Since $f_{n}\rightarrow f$ uniformly, there exists $N$ such that $|f(x)-f_{n}(x)|<\varepsilon_{0}/10$ whenever $n\geq N$ and $x\in D$. In particular, we have that \begin{eqnarray*} & & \left|f(x_{n_{k+1}})-f(x_{n_{k}})\right|\\ & = & \left|f(x_{n_{k+1}})-f_{N}(x_{n_{k+1}})\right|+\left|f_{N}(x_{n_{k+1}})-f_{N}(x_{n_{k}})\right|+\left|f_{N}(x_{n_{k}})-f(x_{n_{k}})\right|\\ & < & \varepsilon_{0}/5+\left|f_{N}(x_{n_{k+1}})-f_{N}(x_{n_{k}})\right|. \end{eqnarray*} It follows that $\left|f_{N}(x_{n_{k+1}})-f_{N}(x_{n_{k}})\right|>\left|f(x_{n_{k+1}})-f(x_{n_{k}})\right|-\varepsilon_{0}/5>\frac{4}{5}\varepsilon_{0}$. By assumption, $f_{N}(a+)$ exists (and is finite), so letting $k\rightarrow\infty$ yields $0\geq\frac{4}{5}\varepsilon_{0}$, which is a contradiction.
Next, we show that the limit $\lim_{n\rightarrow\infty}f(x_{n})$ is independent of the choice of the sequence $(x_{n})$ in the following sense: If $(x_{n}')$ is another sequence in $(a,a+\delta)$ such that $x_{n}'\rightarrow a$, then $\lim_{n}f(x_{n})=\lim_{n}f(x_{n}')$. Let $(x_{n})$ and $(x_{n}')$ be such sequences.
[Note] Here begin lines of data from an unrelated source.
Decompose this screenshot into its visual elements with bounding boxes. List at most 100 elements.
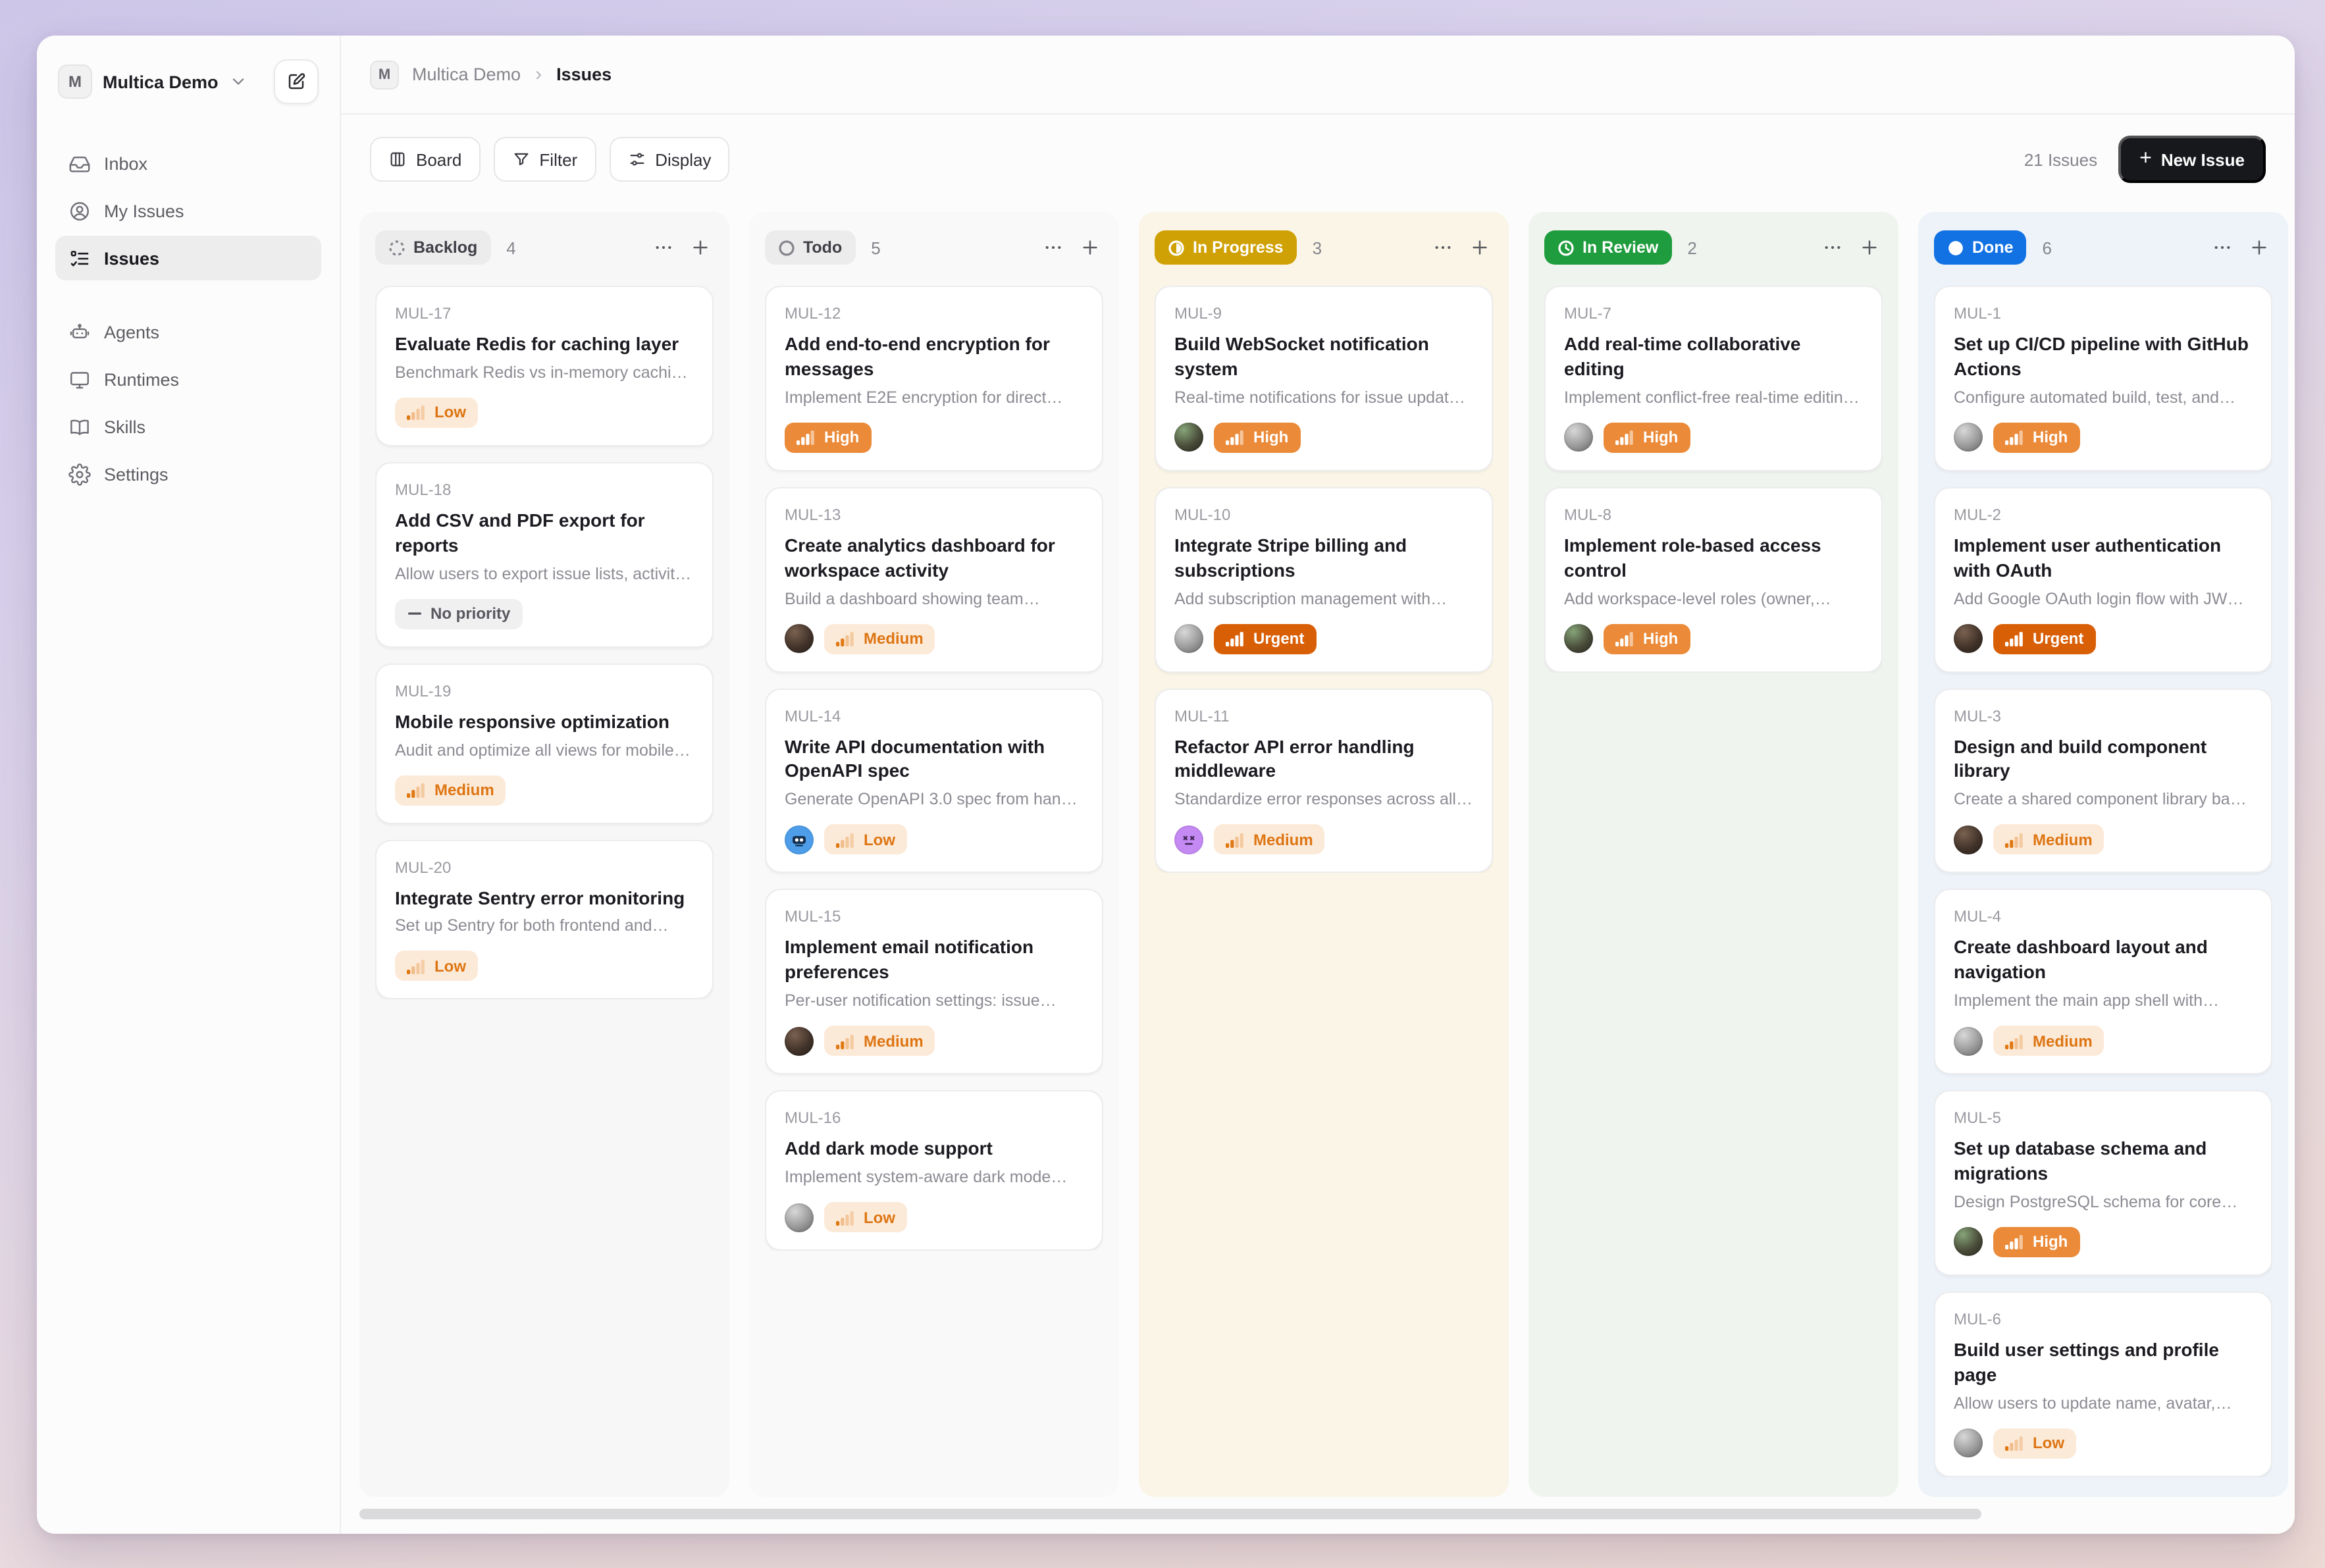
issue-id: MUL-20 (395, 858, 694, 876)
issue-card[interactable]: MUL-8 Implement role-based access contro… (1544, 487, 1883, 673)
issue-title: Add CSV and PDF export for reports (395, 508, 694, 558)
sidebar-item-label: Agents (104, 322, 159, 342)
issue-card[interactable]: MUL-17 Evaluate Redis for caching layer … (375, 286, 714, 446)
issue-id: MUL-15 (785, 908, 1084, 926)
priority-badge: High (785, 423, 871, 453)
issue-footer: Urgent (1954, 623, 2253, 654)
issue-id: MUL-10 (1174, 506, 1473, 524)
breadcrumb-page: Issues (556, 65, 612, 84)
issue-card[interactable]: MUL-20 Integrate Sentry error monitoring… (375, 839, 714, 1000)
column-more-icon[interactable] (1822, 237, 1843, 258)
issue-card[interactable]: MUL-10 Integrate Stripe billing and subs… (1155, 487, 1493, 673)
column-todo: Todo 5 MUL-12 Add end-to-end encryption … (749, 212, 1119, 1497)
issue-card[interactable]: MUL-13 Create analytics dashboard for wo… (765, 487, 1103, 673)
priority-badge: Low (824, 1202, 907, 1232)
new-issue-compose-button[interactable] (274, 59, 319, 104)
column-add-icon[interactable] (1859, 237, 1880, 258)
sidebar-item-skills[interactable]: Skills (55, 404, 321, 449)
assignee-avatar (1954, 1428, 1983, 1457)
issue-footer: No priority (395, 598, 694, 629)
issue-card[interactable]: MUL-15 Implement email notification pref… (765, 889, 1103, 1075)
issue-description: Design PostgreSQL schema for core… (1954, 1193, 2253, 1211)
view-board-button[interactable]: Board (370, 137, 480, 182)
issue-description: Generate OpenAPI 3.0 spec from handl… (785, 791, 1084, 809)
issue-card[interactable]: MUL-3 Design and build component library… (1934, 688, 2272, 874)
priority-badge: Low (395, 951, 478, 981)
column-add-icon[interactable] (1469, 237, 1490, 258)
issue-card[interactable]: MUL-12 Add end-to-end encryption for mes… (765, 286, 1103, 471)
sidebar-item-issues[interactable]: Issues (55, 236, 321, 280)
column-add-icon[interactable] (1080, 237, 1101, 258)
priority-badge: Low (1993, 1428, 2076, 1458)
card-list: MUL-9 Build WebSocket notification syste… (1155, 286, 1493, 874)
issue-card[interactable]: MUL-2 Implement user authentication with… (1934, 487, 2272, 673)
new-issue-button[interactable]: + New Issue (2118, 136, 2266, 183)
issue-title: Mobile responsive optimization (395, 709, 694, 734)
issue-card[interactable]: MUL-1 Set up CI/CD pipeline with GitHub … (1934, 286, 2272, 471)
monitor-icon (68, 368, 91, 390)
issue-footer: Low (395, 398, 694, 428)
column-more-icon[interactable] (2212, 237, 2233, 258)
issue-title: Integrate Sentry error monitoring (395, 885, 694, 910)
desktop-background: M Multica Demo InboxMy IssuesIssuesAgent… (0, 0, 2325, 1568)
issue-title: Build WebSocket notification system (1174, 332, 1473, 382)
issue-card[interactable]: MUL-7 Add real-time collaborative editin… (1544, 286, 1883, 471)
issue-footer: High (1954, 423, 2253, 453)
filter-funnel-icon (511, 150, 530, 169)
priority-label: Urgent (2033, 629, 2083, 648)
priority-badge: High (1214, 423, 1300, 453)
sidebar-item-settings[interactable]: Settings (55, 452, 321, 496)
scrollbar-thumb[interactable] (359, 1509, 1981, 1519)
status-icon (388, 239, 405, 256)
compose-icon (286, 71, 307, 92)
board-toolbar: Board Filter Display 21 Issues (341, 115, 2295, 204)
priority-badge: Medium (824, 1026, 935, 1056)
breadcrumb: M Multica Demo › Issues (341, 36, 2295, 115)
issue-id: MUL-6 (1954, 1310, 2253, 1328)
column-add-icon[interactable] (2249, 237, 2270, 258)
issue-title: Implement role-based access control (1564, 533, 1863, 583)
status-label: Todo (803, 238, 842, 257)
display-button[interactable]: Display (609, 137, 729, 182)
issue-card[interactable]: MUL-11 Refactor API error handling middl… (1155, 688, 1493, 874)
status-label: In Review (1582, 238, 1658, 257)
issue-card[interactable]: MUL-14 Write API documentation with Open… (765, 688, 1103, 874)
priority-badge: High (1993, 423, 2079, 453)
issue-description: Real-time notifications for issue update… (1174, 388, 1473, 407)
column-more-icon[interactable] (653, 237, 674, 258)
sidebar-item-inbox[interactable]: Inbox (55, 141, 321, 186)
assignee-avatar (1954, 1228, 1983, 1257)
issue-card[interactable]: MUL-19 Mobile responsive optimization Au… (375, 663, 714, 823)
issue-card[interactable]: MUL-5 Set up database schema and migrati… (1934, 1090, 2272, 1276)
issue-footer: High (1954, 1227, 2253, 1257)
sidebar-item-my-issues[interactable]: My Issues (55, 188, 321, 233)
workspace-switcher[interactable]: M Multica Demo (55, 59, 321, 104)
filter-button[interactable]: Filter (493, 137, 596, 182)
priority-badge: Medium (1993, 825, 2104, 855)
issue-card[interactable]: MUL-9 Build WebSocket notification syste… (1155, 286, 1493, 471)
issue-card[interactable]: MUL-4 Create dashboard layout and naviga… (1934, 889, 2272, 1075)
column-more-icon[interactable] (1043, 237, 1064, 258)
sidebar-item-runtimes[interactable]: Runtimes (55, 357, 321, 402)
assignee-avatar (1954, 423, 1983, 452)
column-more-icon[interactable] (1432, 237, 1453, 258)
assignee-avatar (1174, 825, 1203, 854)
issue-card[interactable]: MUL-16 Add dark mode support Implement s… (765, 1090, 1103, 1251)
workspace-name: Multica Demo (103, 72, 219, 91)
issue-title: Set up database schema and migrations (1954, 1136, 2253, 1186)
priority-badge: High (1604, 423, 1690, 453)
breadcrumb-workspace[interactable]: Multica Demo (412, 65, 521, 84)
column-add-icon[interactable] (690, 237, 711, 258)
priority-label: Low (434, 404, 466, 422)
priority-signal-icon (407, 405, 427, 421)
sidebar-item-agents[interactable]: Agents (55, 309, 321, 354)
assignee-avatar (1564, 423, 1593, 452)
issue-title: Design and build component library (1954, 734, 2253, 784)
priority-signal-icon (1615, 631, 1635, 646)
issue-footer: Low (785, 1202, 1084, 1232)
issue-card[interactable]: MUL-6 Build user settings and profile pa… (1934, 1292, 2272, 1477)
sidebar-nav: InboxMy IssuesIssues Agents RuntimesSkills… (55, 141, 321, 496)
issue-card[interactable]: MUL-18 Add CSV and PDF export for report… (375, 462, 714, 648)
view-board-label: Board (416, 149, 461, 169)
plus-icon: + (2139, 149, 2152, 170)
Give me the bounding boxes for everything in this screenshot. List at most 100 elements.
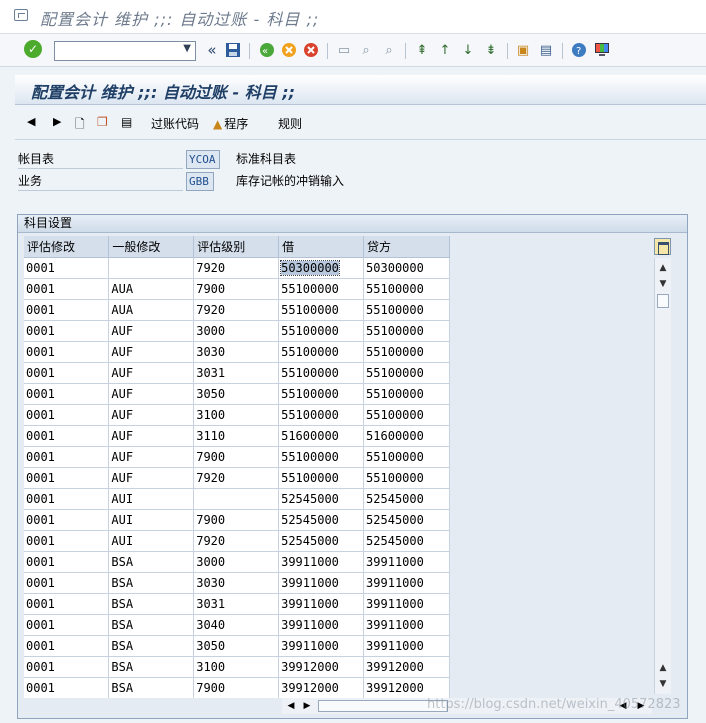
table-cell[interactable]: 7900 <box>193 278 280 300</box>
table-cell[interactable]: 55100000 <box>363 467 450 489</box>
scroll-right-icon[interactable]: ▶ <box>300 698 314 714</box>
column-header-general-modif[interactable]: 一般修改 <box>108 236 195 258</box>
next-entry-button[interactable]: ▶ <box>53 115 61 128</box>
table-cell[interactable]: 0001 <box>24 299 110 321</box>
table-cell[interactable]: 0001 <box>24 467 110 489</box>
table-row[interactable]: 0001 AUI 7900 52545000 52545000 <box>24 509 450 531</box>
previous-page-icon[interactable]: ↑ <box>436 41 454 59</box>
table-cell[interactable]: 0001 <box>24 509 110 531</box>
table-cell[interactable]: 39912000 <box>278 677 365 698</box>
exit-button[interactable] <box>280 41 298 59</box>
previous-entry-button[interactable]: ◀ <box>27 115 35 128</box>
table-cell[interactable]: BSA <box>108 677 195 698</box>
table-cell[interactable]: 55100000 <box>278 404 365 426</box>
table-cell[interactable]: 55100000 <box>278 362 365 384</box>
table-cell[interactable]: 55100000 <box>363 404 450 426</box>
table-cell[interactable]: 55100000 <box>363 320 450 342</box>
table-cell[interactable]: BSA <box>108 572 195 594</box>
table-row[interactable]: 0001 AUA 7900 55100000 55100000 <box>24 278 450 300</box>
table-cell[interactable]: 52545000 <box>278 530 365 552</box>
table-row[interactable]: 0001 AUA 7920 55100000 55100000 <box>24 299 450 321</box>
table-cell[interactable]: 0001 <box>24 257 110 279</box>
table-row[interactable]: 0001 BSA 3031 39911000 39911000 <box>24 593 450 615</box>
table-cell[interactable]: 50300000 <box>363 257 450 279</box>
back-button[interactable]: « <box>258 41 276 59</box>
shortcut-icon[interactable]: ▤ <box>537 41 555 59</box>
table-row[interactable]: 0001 BSA 7900 39912000 39912000 <box>24 677 450 698</box>
system-menu-icon[interactable] <box>14 9 28 21</box>
table-cell[interactable] <box>193 488 280 510</box>
customize-layout-button[interactable] <box>593 41 611 59</box>
transaction-field[interactable]: GBB <box>186 172 214 191</box>
table-cell[interactable]: 3031 <box>193 362 280 384</box>
table-cell[interactable]: 52545000 <box>363 530 450 552</box>
table-cell[interactable]: 39911000 <box>363 572 450 594</box>
table-cell[interactable]: BSA <box>108 593 195 615</box>
table-cell[interactable]: 39911000 <box>278 614 365 636</box>
table-cell[interactable]: AUI <box>108 488 195 510</box>
table-cell[interactable]: AUI <box>108 509 195 531</box>
table-cell[interactable]: AUF <box>108 467 195 489</box>
table-cell[interactable]: 0001 <box>24 656 110 678</box>
page-up-icon[interactable]: ▼ <box>655 276 671 292</box>
table-row[interactable]: 0001 BSA 3100 39912000 39912000 <box>24 656 450 678</box>
table-row[interactable]: 0001 AUF 3050 55100000 55100000 <box>24 383 450 405</box>
table-cell[interactable]: AUF <box>108 383 195 405</box>
table-cell[interactable]: AUF <box>108 404 195 426</box>
table-cell[interactable]: 0001 <box>24 404 110 426</box>
scroll-thumb[interactable] <box>657 294 669 308</box>
table-cell[interactable]: 3040 <box>193 614 280 636</box>
column-header-valuation-class[interactable]: 评估级别 <box>193 236 280 258</box>
table-cell[interactable]: 55100000 <box>363 299 450 321</box>
column-header-debit[interactable]: 借 <box>278 236 365 258</box>
table-cell[interactable]: 55100000 <box>278 278 365 300</box>
delete-button[interactable]: ▤ <box>121 115 132 129</box>
table-cell[interactable]: 55100000 <box>278 446 365 468</box>
table-cell[interactable]: 0001 <box>24 278 110 300</box>
table-cell[interactable]: 0001 <box>24 362 110 384</box>
table-cell[interactable]: 39911000 <box>363 614 450 636</box>
command-input[interactable] <box>55 42 175 60</box>
table-cell[interactable]: 39912000 <box>278 656 365 678</box>
new-session-icon[interactable]: ▣ <box>514 41 532 59</box>
table-cell[interactable]: 39911000 <box>363 551 450 573</box>
table-cell[interactable]: 55100000 <box>278 341 365 363</box>
table-cell[interactable]: 7900 <box>193 677 280 698</box>
table-cell[interactable]: BSA <box>108 551 195 573</box>
table-cell[interactable]: 51600000 <box>278 425 365 447</box>
table-cell[interactable]: 50300000 <box>278 257 365 279</box>
table-cell[interactable] <box>108 257 195 279</box>
table-row[interactable]: 0001 AUF 3030 55100000 55100000 <box>24 341 450 363</box>
table-cell[interactable]: 55100000 <box>278 299 365 321</box>
table-cell[interactable]: 39911000 <box>278 593 365 615</box>
table-cell[interactable]: 3000 <box>193 320 280 342</box>
table-row[interactable]: 0001 AUF 3000 55100000 55100000 <box>24 320 450 342</box>
table-cell[interactable]: 52545000 <box>278 488 365 510</box>
table-cell[interactable]: 55100000 <box>363 362 450 384</box>
table-cell[interactable]: 3100 <box>193 656 280 678</box>
table-cell[interactable]: 52545000 <box>363 509 450 531</box>
table-cell[interactable]: 52545000 <box>363 488 450 510</box>
chevron-down-icon[interactable]: ▼ <box>183 43 191 54</box>
table-cell[interactable]: 7920 <box>193 530 280 552</box>
table-cell[interactable]: 39912000 <box>363 677 450 698</box>
table-settings-icon[interactable] <box>654 238 671 255</box>
table-cell[interactable]: 39911000 <box>363 593 450 615</box>
table-cell[interactable]: 39911000 <box>278 551 365 573</box>
table-cell[interactable]: AUF <box>108 320 195 342</box>
find-next-icon[interactable]: ⌕ <box>380 41 398 59</box>
table-cell[interactable]: 7920 <box>193 467 280 489</box>
table-cell[interactable]: 3030 <box>193 341 280 363</box>
table-cell[interactable]: 0001 <box>24 635 110 657</box>
table-cell[interactable]: 55100000 <box>278 320 365 342</box>
table-cell[interactable]: AUF <box>108 446 195 468</box>
table-cell[interactable]: 7920 <box>193 257 280 279</box>
table-cell[interactable]: 3000 <box>193 551 280 573</box>
table-cell[interactable]: 55100000 <box>363 341 450 363</box>
table-cell[interactable]: 7900 <box>193 509 280 531</box>
table-cell[interactable]: 0001 <box>24 425 110 447</box>
scroll-left-icon[interactable]: ◀ <box>284 698 298 714</box>
table-cell[interactable]: 0001 <box>24 551 110 573</box>
table-cell[interactable]: 55100000 <box>363 278 450 300</box>
page-down-icon[interactable]: ▲ <box>655 660 671 676</box>
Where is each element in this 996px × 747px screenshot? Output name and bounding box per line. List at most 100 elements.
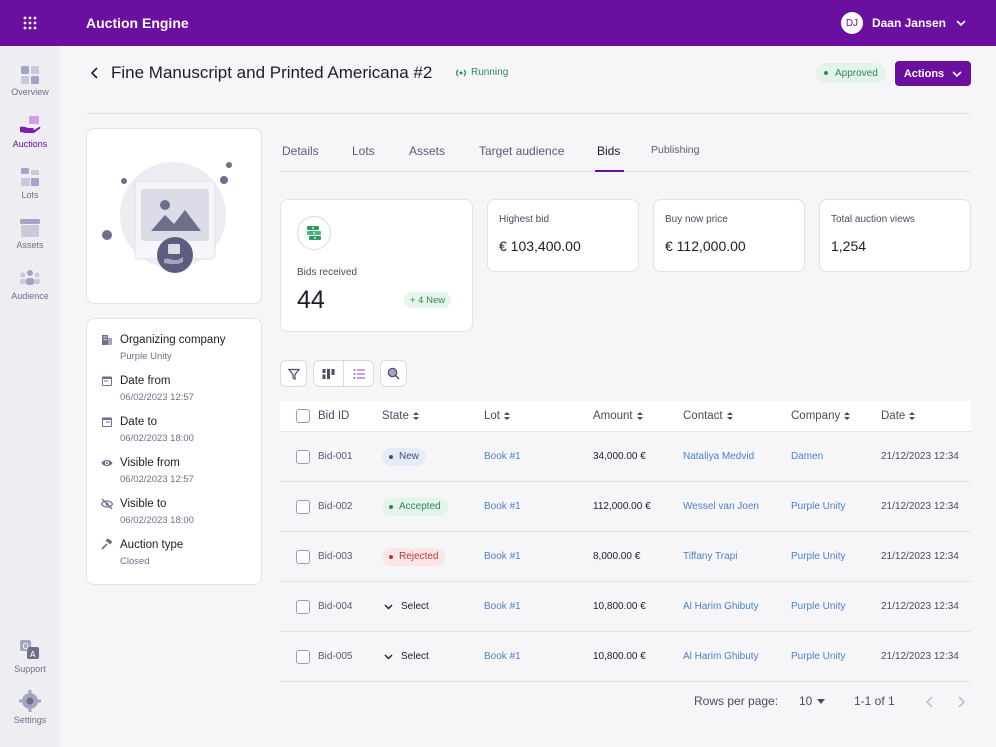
tab-publishing[interactable]: Publishing [651,144,699,156]
contact-link[interactable]: Tiffany Trapi [683,532,737,581]
new-bids-badge: + 4 New [404,292,452,308]
actions-button[interactable]: Actions [895,61,971,86]
row-checkbox[interactable] [296,549,310,564]
contact-link[interactable]: Al Harim Ghibuty [683,582,759,631]
kpi-value: 44 [297,286,325,314]
company-link[interactable]: Purple Unity [791,532,845,581]
kpi-value: 1,254 [831,238,867,254]
kpi-label: Buy now price [665,214,728,225]
sidebar-item-overview[interactable]: Overview [0,66,60,97]
tab-bids[interactable]: Bids [597,144,620,158]
state-select[interactable]: Select [384,651,429,662]
chevron-left-icon[interactable] [926,696,934,708]
rows-per-page-value: 10 [799,694,813,708]
svg-text:A: A [30,650,36,659]
select-all-checkbox[interactable] [296,409,310,423]
kpi-bids-received: Bids received 44 + 4 New [280,199,473,332]
row-checkbox[interactable] [296,599,310,614]
tab-details[interactable]: Details [282,144,319,158]
column-header-date[interactable]: Date [881,401,916,431]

Denote $l=\lim_{n}f(x_{n})$ and $l'=\lim_{n}f(x_{n}')$. Define a sequence $(y_{n})$ by $$ y_{n}=\begin{cases} x_{\frac{n+1}{2}}, & \mbox{if }n\mbox{ is odd}\\ x'_{\frac{n}{2},} & \mbox{if }n\mbox{ is even} \end{cases}. $$ Hence, $(y_{n})=(x_{1},x_{1}',x_{2},x_{2}',\ldots)$. By the above, $\lim_{n}f(y_{n})$ exists and is finite. In particular, $\lim_{n}f(y_{2n+1})=\lim_{n}f(y_{2n})$, i.e., $l=l'$.
Now, we can conclude that $f(a+)=\lim_{n}f(x_{n})$ for any arbitrary sequence $(x_{n})$ in $(a,a+\delta)$ that converges to $a$.